The evolution of technology has helped it maintain and simplify interoperability and patient data sharing over the last 40 years. The increased number of multiple, implemented IT systems since the early nineties has created an urgent requirement for interoperability in healthcare to help manage the increasing needs of patients.
Below are some key drivers for healthcare providers to share data:
- Improving the speed and quality of care delivery
- Quick access to patient information
- Medical terms standardized
- Utilizing IT systems, Paper saving and increase in efficiency
- Increased the use of IT systems for users
- Multiple care providers can share patient information
- Medical errors reduced
Hospitals started to communicate with one another to exchange patient records. Then by the mid-eighties, hospitals required to exchange information with autonomous organizations, such as reference labs or clinics.
From working with Carequality and eHealth Exchange, to establish the nationwide network such as CommonWell, or utilizing HL7 to define standards, it’s all been on the vendor’s path to improve connections and capabilities across various stakeholders.
THE STORY OF INTEROPERABILITY through HL7: Messaging Standards (Source: HL7 Messaging)
According to Evanocom, by the early 2000s, outside of hospital care, the demand increased for data to help clinical and medical workflows.
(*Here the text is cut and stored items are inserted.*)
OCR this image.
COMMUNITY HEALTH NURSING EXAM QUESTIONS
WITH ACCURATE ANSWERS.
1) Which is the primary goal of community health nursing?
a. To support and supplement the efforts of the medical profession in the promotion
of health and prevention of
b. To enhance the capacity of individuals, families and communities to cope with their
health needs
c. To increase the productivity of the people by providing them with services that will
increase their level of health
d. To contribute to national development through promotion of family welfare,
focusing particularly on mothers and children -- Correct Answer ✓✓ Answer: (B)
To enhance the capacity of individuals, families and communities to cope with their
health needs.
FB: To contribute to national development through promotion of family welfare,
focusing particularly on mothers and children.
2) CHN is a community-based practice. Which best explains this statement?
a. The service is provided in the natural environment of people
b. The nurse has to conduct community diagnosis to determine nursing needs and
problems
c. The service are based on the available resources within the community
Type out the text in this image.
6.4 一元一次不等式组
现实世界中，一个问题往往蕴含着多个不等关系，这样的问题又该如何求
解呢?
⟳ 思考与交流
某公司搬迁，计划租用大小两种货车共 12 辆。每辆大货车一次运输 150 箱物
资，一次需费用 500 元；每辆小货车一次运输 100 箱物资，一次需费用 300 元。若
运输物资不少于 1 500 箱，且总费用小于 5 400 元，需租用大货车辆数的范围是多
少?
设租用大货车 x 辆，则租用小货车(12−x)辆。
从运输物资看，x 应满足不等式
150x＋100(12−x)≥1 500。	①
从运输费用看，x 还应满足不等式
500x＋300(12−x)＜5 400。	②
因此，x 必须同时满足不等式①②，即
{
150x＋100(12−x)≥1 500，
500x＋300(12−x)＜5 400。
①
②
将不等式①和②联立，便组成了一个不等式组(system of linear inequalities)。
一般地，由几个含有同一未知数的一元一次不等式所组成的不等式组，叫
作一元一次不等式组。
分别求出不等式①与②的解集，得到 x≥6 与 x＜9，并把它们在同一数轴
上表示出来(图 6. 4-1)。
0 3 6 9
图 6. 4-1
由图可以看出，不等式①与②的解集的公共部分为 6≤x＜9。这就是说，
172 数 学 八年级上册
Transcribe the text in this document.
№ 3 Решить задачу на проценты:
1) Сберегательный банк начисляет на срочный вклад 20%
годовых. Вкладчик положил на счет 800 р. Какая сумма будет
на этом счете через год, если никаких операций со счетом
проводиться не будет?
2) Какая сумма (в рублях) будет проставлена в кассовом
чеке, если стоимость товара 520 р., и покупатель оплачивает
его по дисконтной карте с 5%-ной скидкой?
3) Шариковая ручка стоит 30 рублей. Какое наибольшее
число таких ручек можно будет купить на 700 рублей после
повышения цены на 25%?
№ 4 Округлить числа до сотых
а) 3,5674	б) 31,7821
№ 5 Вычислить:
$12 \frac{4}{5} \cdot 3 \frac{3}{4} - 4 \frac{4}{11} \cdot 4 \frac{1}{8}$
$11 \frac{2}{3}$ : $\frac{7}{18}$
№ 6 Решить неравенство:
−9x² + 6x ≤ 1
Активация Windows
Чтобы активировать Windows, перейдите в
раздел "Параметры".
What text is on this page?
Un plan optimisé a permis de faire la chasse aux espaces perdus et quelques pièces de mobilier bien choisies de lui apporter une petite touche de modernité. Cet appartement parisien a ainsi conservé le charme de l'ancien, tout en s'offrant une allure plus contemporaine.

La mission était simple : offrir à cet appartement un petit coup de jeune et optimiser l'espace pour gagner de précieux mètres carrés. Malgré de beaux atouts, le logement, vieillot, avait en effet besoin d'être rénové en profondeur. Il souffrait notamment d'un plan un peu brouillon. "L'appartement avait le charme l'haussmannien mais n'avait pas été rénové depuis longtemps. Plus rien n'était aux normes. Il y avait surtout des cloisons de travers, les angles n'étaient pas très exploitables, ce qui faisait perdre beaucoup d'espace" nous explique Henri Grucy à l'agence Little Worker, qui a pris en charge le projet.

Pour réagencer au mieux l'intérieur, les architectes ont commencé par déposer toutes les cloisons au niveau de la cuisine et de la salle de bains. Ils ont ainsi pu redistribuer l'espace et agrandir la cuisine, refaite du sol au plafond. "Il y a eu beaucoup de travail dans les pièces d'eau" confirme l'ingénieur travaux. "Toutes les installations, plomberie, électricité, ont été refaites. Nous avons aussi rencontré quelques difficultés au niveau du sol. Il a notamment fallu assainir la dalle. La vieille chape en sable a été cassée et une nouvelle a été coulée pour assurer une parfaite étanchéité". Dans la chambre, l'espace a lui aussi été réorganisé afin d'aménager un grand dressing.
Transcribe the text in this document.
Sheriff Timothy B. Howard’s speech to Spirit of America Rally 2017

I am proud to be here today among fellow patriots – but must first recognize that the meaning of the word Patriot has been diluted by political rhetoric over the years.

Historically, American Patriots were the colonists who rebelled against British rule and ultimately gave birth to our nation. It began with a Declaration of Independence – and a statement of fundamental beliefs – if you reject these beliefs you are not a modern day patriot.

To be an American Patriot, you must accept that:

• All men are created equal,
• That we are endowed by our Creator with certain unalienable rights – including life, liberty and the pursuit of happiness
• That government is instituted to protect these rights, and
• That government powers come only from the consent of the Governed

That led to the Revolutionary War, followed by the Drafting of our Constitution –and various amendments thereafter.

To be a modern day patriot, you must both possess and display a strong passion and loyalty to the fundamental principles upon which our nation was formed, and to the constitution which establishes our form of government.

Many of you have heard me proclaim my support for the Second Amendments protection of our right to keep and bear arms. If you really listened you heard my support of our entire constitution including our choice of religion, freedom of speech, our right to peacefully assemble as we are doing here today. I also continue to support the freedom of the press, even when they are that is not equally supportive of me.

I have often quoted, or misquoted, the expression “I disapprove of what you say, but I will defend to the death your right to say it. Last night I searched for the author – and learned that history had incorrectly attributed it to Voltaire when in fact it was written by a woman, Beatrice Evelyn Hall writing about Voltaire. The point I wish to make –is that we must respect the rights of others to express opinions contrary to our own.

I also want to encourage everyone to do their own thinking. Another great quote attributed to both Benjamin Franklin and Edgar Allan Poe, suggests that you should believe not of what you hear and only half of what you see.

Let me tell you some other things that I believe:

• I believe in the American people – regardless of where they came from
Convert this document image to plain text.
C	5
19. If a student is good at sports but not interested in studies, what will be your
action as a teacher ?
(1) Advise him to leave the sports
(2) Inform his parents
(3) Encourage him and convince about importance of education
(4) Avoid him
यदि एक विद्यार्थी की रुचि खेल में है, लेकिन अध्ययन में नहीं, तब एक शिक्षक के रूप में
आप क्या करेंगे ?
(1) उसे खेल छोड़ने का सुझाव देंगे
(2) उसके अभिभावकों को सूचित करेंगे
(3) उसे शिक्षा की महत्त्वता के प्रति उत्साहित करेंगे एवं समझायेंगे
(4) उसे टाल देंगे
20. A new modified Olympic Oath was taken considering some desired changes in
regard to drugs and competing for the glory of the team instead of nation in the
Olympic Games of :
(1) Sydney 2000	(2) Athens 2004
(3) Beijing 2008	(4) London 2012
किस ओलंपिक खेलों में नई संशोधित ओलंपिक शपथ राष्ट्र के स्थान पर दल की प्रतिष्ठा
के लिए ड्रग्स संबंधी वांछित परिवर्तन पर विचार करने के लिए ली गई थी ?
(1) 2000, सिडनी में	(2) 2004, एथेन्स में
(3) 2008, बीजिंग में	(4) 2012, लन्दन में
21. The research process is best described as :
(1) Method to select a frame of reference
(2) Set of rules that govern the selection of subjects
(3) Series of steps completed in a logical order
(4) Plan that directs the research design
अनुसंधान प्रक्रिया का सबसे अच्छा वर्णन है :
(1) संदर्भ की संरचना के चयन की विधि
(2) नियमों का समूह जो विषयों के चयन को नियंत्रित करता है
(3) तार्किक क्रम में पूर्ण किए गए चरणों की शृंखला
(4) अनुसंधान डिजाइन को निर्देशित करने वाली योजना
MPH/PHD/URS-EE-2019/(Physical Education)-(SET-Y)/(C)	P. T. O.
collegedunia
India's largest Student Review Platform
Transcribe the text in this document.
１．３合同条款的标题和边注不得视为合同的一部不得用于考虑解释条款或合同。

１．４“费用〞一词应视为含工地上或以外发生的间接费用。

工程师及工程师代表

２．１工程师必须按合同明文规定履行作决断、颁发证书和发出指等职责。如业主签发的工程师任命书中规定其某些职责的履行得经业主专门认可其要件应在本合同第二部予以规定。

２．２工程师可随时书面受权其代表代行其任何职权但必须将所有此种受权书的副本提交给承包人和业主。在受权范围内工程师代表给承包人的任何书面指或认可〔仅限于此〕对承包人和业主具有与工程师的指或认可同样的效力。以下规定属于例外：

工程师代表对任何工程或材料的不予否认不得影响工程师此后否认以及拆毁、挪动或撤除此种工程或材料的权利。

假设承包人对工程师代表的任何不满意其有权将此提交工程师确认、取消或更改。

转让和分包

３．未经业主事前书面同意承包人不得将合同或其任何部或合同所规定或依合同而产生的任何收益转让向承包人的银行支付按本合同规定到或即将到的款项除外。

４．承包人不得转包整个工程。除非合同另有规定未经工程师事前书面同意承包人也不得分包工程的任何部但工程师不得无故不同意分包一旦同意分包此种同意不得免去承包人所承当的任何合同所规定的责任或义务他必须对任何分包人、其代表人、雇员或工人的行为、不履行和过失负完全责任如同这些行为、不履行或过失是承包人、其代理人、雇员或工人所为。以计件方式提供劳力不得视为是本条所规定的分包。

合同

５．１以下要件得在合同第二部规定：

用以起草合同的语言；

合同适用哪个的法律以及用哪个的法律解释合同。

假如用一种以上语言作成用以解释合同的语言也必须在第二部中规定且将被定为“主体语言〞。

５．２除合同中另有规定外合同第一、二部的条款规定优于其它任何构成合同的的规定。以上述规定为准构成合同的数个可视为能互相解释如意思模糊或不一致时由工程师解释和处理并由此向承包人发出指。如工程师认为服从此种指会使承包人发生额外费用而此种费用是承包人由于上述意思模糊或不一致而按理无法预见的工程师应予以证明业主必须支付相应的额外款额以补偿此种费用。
The HL7 V2 data model was becoming overextended and there was a lack of proper methodologies to model elements and messages. In response, the richer and complex messaging standard of HL7 V3 was introduced based on XML coding – it took around 10 years from development to standard publication.
The long adoption cycle, large resource requirement, and non-compatibility of HL7 V2 meant HL7 V3, was not hugely popular and uptake was strongest in health systems such as Canada and the Netherlands where national mandated health IT programmes were in place.
In 2005 the Clinical Document Architecture (CDA), an XML-based mark-up standard intended to support the exchange of clinical documents, was released. It was widely viewed as a simpler version of HL7 v3 and was a success in the United States but the standard was implemented in different and often incompatible ways. By now, the international standards community decided that something simpler was needed.
Benefits of Advanced Technology
The advance of technology has enabled Hans Buitendijk, director of the interoperability strategy at Cerner, and his team to do things they couldn’t have done before, or at least it would’ve been really hard. But now technology allows interoperability to become more available.
What’s New About the Definition of Interoperability?
Currently, HIMSS classifies interoperability as having three components: foundational, structural, and semantic. Now, the group is proposing a fourth type: organizational interoperability. The goal, according to Mari Greenberger, Senior Director of Informatics at HIMSS, is to consider a global perspective of interoperability so that information can be shared seamlessly across borders and jurisdictions.
According to Mari Greenberger, “This definition is an aspirational one. It’s what HIMSS is trying to accomplish and work toward when it comes to achieving global interoperability. We added the additional level of ‘organizational’ to illustrate the critical need for a robust interoperability infrastructure as well as highlighting the non-technical considerations that play into successful interoperability.”